Ahora ya no había aquellos periodos de mejoría que en Inglaterra jalonaban el largo torpor de su enfermedad. El mapa de su vida tenía su centro en un colchón que descansaba sobre el frío suelo de granito, y del que se levantaba únicamente cuando había que cambiarle las sábanas. Y sin embargo, a pesar del deterioro de su salud, todavía le daban ataques intermitentes de productividad. En uno de ellos se le ocurrió la idea que, imagino, acabará siendo una de las más fructíferas suyas, la de la «falsa función theta». Ése fue el tema de la última carta que me escribió, una carta escrita en la cama, y que trataba enteramente de matemáticas.

Me han contado que, a su regreso, en la India lo recibieron como un héroe, y que la India lloró la noticia de su muerte. Un final grandioso para una historia que empezó tan modestamente, y que con toda probabilidad aún seguiría desarrollándose igual de modestamente de no haber sido por mi intervención.

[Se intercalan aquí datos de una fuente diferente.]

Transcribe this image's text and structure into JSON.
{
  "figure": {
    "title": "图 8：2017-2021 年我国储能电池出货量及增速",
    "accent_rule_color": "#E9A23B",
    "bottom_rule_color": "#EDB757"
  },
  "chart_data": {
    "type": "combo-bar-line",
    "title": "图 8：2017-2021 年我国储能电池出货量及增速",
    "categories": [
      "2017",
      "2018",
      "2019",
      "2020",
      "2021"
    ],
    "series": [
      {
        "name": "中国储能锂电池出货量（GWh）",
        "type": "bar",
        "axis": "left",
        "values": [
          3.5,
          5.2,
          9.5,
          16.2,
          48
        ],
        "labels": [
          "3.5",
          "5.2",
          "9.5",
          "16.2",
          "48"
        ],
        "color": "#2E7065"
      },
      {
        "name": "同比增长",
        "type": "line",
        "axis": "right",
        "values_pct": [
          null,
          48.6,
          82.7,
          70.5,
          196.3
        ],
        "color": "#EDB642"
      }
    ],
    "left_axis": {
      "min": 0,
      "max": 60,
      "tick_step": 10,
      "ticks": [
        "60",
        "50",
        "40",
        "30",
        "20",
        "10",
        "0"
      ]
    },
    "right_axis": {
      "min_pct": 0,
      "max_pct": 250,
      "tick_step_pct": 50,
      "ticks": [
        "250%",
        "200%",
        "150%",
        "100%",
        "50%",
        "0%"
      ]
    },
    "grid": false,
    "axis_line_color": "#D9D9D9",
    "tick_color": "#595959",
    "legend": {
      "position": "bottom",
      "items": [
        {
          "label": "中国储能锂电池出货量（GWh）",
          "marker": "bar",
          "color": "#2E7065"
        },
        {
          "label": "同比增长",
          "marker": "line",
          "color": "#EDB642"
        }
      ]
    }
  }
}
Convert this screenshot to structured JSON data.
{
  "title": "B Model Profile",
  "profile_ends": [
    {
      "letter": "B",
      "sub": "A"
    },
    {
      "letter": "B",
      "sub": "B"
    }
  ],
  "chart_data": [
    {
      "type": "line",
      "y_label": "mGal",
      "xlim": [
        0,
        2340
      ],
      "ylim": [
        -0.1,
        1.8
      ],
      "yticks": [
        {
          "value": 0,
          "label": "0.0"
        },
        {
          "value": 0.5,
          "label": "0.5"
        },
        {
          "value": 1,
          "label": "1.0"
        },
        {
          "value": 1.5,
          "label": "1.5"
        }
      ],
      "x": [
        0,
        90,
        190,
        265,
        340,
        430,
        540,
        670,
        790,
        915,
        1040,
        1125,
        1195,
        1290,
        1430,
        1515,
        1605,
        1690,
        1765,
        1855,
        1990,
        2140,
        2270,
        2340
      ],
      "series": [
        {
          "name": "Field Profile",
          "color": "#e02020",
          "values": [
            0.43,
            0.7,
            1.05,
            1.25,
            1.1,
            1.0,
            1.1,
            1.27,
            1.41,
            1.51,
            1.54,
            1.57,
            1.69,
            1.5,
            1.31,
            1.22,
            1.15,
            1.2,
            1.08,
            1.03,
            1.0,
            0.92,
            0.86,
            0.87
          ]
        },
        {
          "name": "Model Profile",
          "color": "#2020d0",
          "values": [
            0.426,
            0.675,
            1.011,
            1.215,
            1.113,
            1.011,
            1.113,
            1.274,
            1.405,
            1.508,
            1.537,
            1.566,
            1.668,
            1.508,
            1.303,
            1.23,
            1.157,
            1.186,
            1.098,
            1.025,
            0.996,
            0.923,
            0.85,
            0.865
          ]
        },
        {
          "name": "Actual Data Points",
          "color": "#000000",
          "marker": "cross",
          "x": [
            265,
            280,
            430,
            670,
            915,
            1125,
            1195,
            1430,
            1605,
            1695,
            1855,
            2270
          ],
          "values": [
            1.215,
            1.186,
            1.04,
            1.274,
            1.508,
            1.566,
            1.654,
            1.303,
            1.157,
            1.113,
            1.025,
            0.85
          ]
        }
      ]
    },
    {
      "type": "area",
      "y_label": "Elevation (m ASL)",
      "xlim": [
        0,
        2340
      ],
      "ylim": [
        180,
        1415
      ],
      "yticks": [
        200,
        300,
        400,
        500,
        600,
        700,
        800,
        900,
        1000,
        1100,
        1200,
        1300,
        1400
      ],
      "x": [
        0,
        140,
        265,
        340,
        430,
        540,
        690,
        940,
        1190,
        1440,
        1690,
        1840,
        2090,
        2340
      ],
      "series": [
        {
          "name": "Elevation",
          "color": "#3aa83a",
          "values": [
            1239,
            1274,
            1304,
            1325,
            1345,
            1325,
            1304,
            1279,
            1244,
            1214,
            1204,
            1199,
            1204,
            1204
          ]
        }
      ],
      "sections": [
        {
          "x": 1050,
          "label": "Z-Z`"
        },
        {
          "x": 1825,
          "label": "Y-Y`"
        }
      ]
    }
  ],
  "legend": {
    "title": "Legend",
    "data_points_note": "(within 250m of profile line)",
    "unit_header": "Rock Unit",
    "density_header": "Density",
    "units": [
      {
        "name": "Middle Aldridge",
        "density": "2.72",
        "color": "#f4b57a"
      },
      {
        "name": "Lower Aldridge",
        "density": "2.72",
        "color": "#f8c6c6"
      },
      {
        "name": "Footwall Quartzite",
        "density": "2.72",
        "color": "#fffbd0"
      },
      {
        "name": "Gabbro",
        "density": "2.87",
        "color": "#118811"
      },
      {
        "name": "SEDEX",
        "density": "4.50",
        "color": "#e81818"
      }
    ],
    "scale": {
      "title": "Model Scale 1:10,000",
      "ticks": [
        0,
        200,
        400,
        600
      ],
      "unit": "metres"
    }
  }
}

Si Ramanujan se hubiera quedado en la India (y hubiese sobrevivido) ahora estaría a punto de cumplir cincuenta años. En cambio, se murió a los treinta y tres.

Su muerte se atribuyó a la tuberculosis.

¿Y qué fue de los demás?

Al terminar la guerra, Littlewood se reconcilió con la señora Chase. Y ha nacido otro niño. Supongo que será suyo.

Mi hermana, la querida y entregada Gertrude, continúa formando parte del profesorado de Sr. Catherine's School a día de hoy.

Daisy y Epée han dado origen a varias generaciones de fox terriers.

Los Neville viven en Reading.

La señora Chern es tutora en el Newnham. Russell fue readmitido en Trinity.